Ce pays pourrait courir le risque de se diviser en deux: les plaques tectoniques en sont responsables

Este país podría correr peligro de partirse en dos: las placas tectónicas son las causantes

Bien que le mouvement soit imperceptible pour tout être vivant, il est en réalité relativement rapide du point de vue géologique

Ce pays pourrait être en danger de se diviser en deux: les plaques tectoniques en sont la cause
Il ne s’agirait pas d’un mouvement rapide et traumatique

La géologie nous présente des connaissances assez ignorées par le commun des mortels. Elle étudie des mouvements aussi étendus dans le temps que la croissance continue d’une superstructure depuis le Crétacé. Bien que cette fois-ci, nous parlions du domaine géographique d’un pays qui pourrait se diviser en deux, il est vrai qu’il faudrait encore des millions d’années pour cela, mais il est clair que cela nous permet de mieux comprendre un endroit géographiquement incroyable comme c’est le cas de l’Inde.

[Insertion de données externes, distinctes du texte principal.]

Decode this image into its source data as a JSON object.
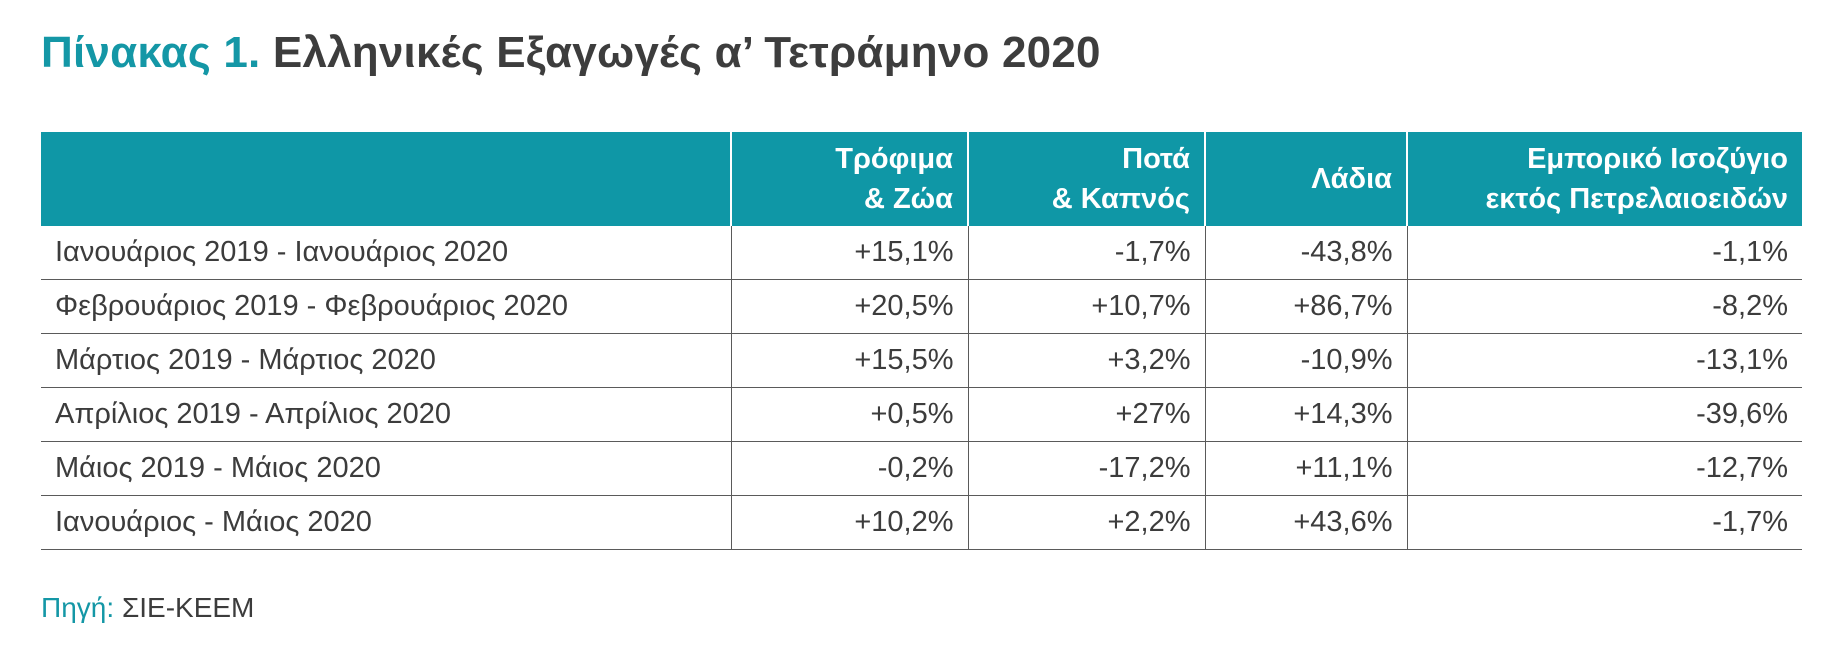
{
  "title": {
    "lead": "Πίνακας 1.",
    "rest": "Ελληνικές Εξαγωγές α’ Τετράμηνο 2020"
  },
  "colors": {
    "accent": "#1497a6",
    "header_bg": "#0f97a6",
    "text": "#3c3c3c"
  },
  "chart_data": {
    "type": "table",
    "columns": [
      {
        "line1": "",
        "line2": ""
      },
      {
        "line1": "Τρόφιμα",
        "line2": "& Ζώα"
      },
      {
        "line1": "Ποτά",
        "line2": "& Καπνός"
      },
      {
        "line1": "Λάδια",
        "line2": ""
      },
      {
        "line1": "Εμπορικό Ισοζύγιο",
        "line2": "εκτός Πετρελαιοειδών"
      }
    ],
    "rows": [
      {
        "period": "Ιανουάριος 2019 - Ιανουάριος 2020",
        "values": [
          "+15,1%",
          "-1,7%",
          "-43,8%",
          "-1,1%"
        ]
      },
      {
        "period": "Φεβρουάριος 2019 - Φεβρουάριος 2020",
        "values": [
          "+20,5%",
          "+10,7%",
          "+86,7%",
          "-8,2%"
        ]
      },
      {
        "period": "Μάρτιος 2019 - Μάρτιος 2020",
        "values": [
          "+15,5%",
          "+3,2%",
          "-10,9%",
          "-13,1%"
        ]
      },
      {
        "period": "Απρίλιος 2019 - Απρίλιος 2020",
        "values": [
          "+0,5%",
          "+27%",
          "+14,3%",
          "-39,6%"
        ]
      },
      {
        "period": "Μάιος 2019 - Μάιος 2020",
        "values": [
          "-0,2%",
          "-17,2%",
          "+11,1%",
          "-12,7%"
        ]
      },
      {
        "period": "Ιανουάριος - Μάιος 2020",
        "values": [
          "+10,2%",
          "+2,2%",
          "+43,6%",
          "-1,7%"
        ]
      }
    ]
  },
  "source": {
    "label": "Πηγή:",
    "value": "ΣΙΕ-ΚΕΕΜ"
  }
}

En réalité, il est possible que l’être humain n’habite même plus sur Terre quand cela se produirait. Cependant, c’est assez intéressant si l’on considère que les géologues étudient des mouvements de millions d’années, ce qui nous permettra certainement de mieux comprendre le comportement de notre planète.

Une théorie inattendue

Une récente étude, qui n’a pas encore été examinée par des pairs mais qui peut être consultée dans ESSO Open Archive, présente la possibilité incroyable que la plaque continentale indienne soit en train de se diviser en deux. Mais attention, ce n’est pas la division classique comme celle que connaît l’Afrique. Au contraire, l’Inde pourrait être en train d’expérimenter une division horizontale en entrant en collision avec l’Eurasie, ce qui aboutirait à deux couches d’une épaisseur d’environ 100 kilomètres.

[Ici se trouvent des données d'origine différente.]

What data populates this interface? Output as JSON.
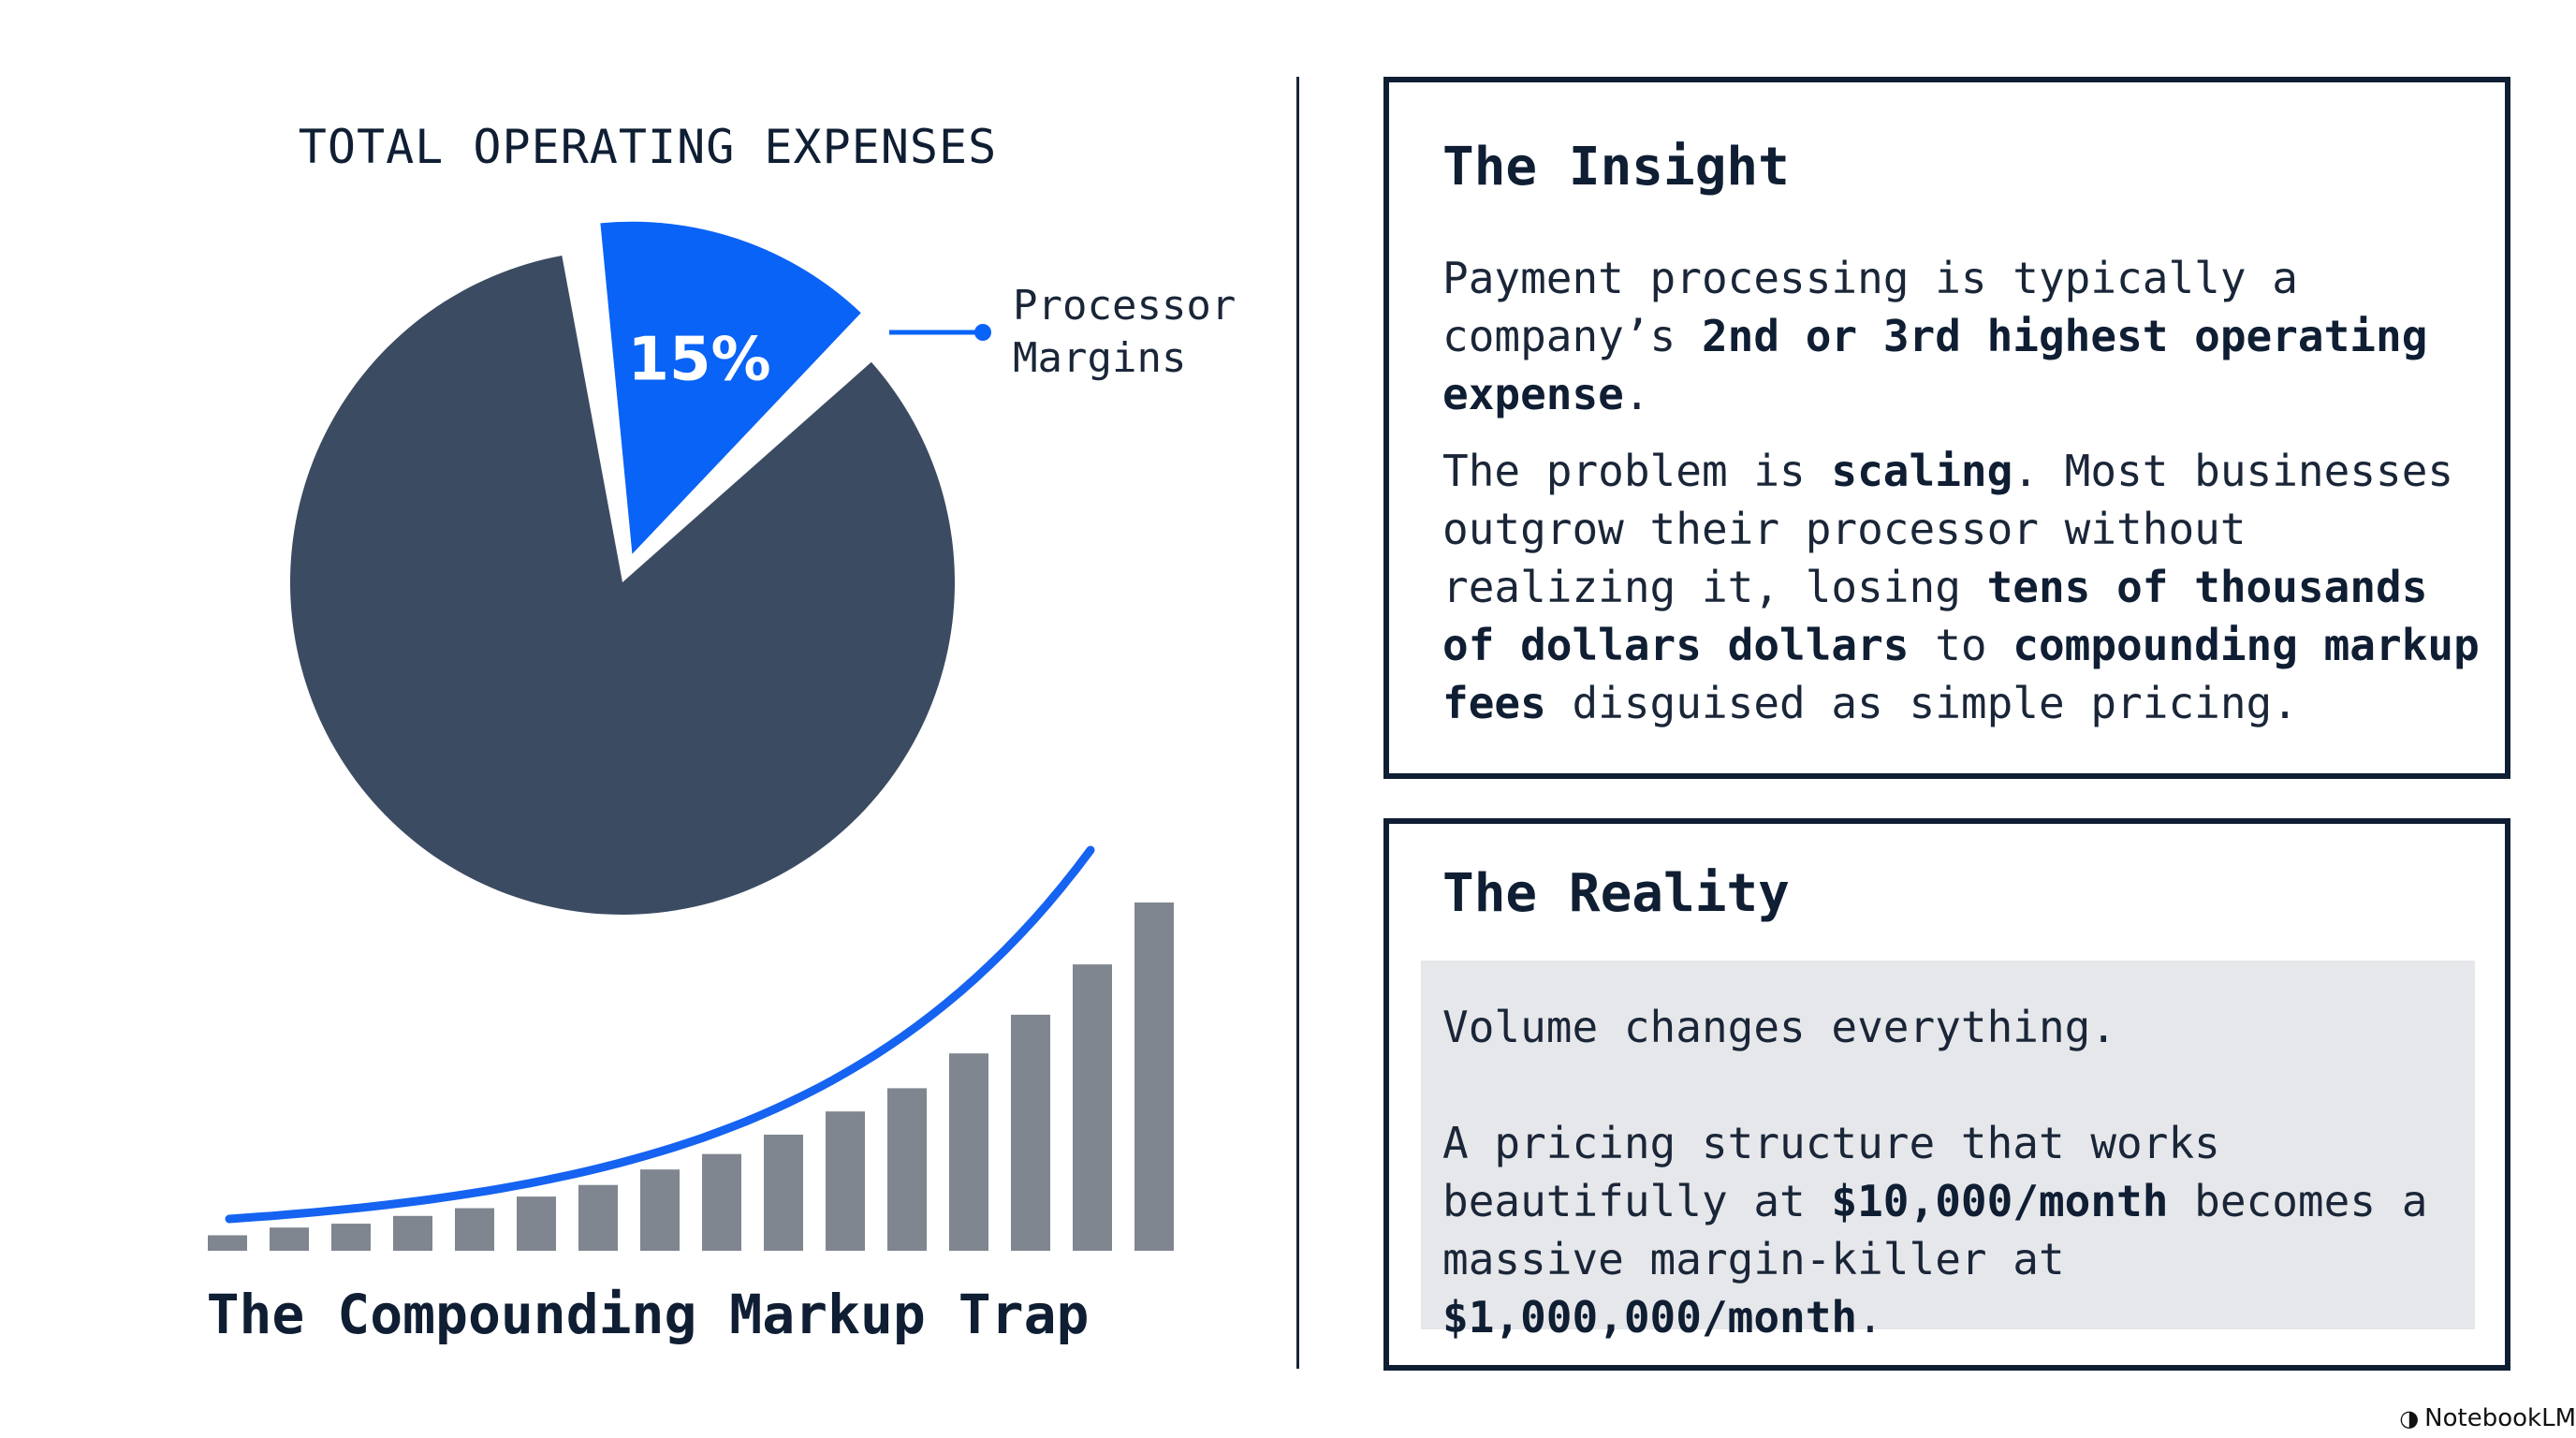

Pour ce faire, la chaîne de montagnes de l’Himalaya et le plateau tibétain ont été étudiés. Là-bas, malgré leur importance dans les domaines d’étude de la géologie, de nombreux secrets sur le développement du territoire sur lequel vivent des milliards de personnes sont encore préservés. Il est universellement accepté qu’il existe un mouvement de la plaque indienne de 1 à 2 millimètres par an, qui est à l’origine des gigantesques montagnes les plus hautes du monde qui se trouvent dans cette région. Cependant, à partir de ce point, il existe trois théories.

La première suggère que la flottabilité de la plaque indienne l’empêche de s’enfoncer dans le manteau, la faisant plutôt glisser sous la plaque eurasienne et formant ainsi le relief du Tibet. Une autre hypothèse propose que la plaque indienne se plie sous la pression. Comme le souligne IFLScience, c’est un effet très similaire à celui d’une feuille de papier qui se froisse et ne s’adapte plus à sa place.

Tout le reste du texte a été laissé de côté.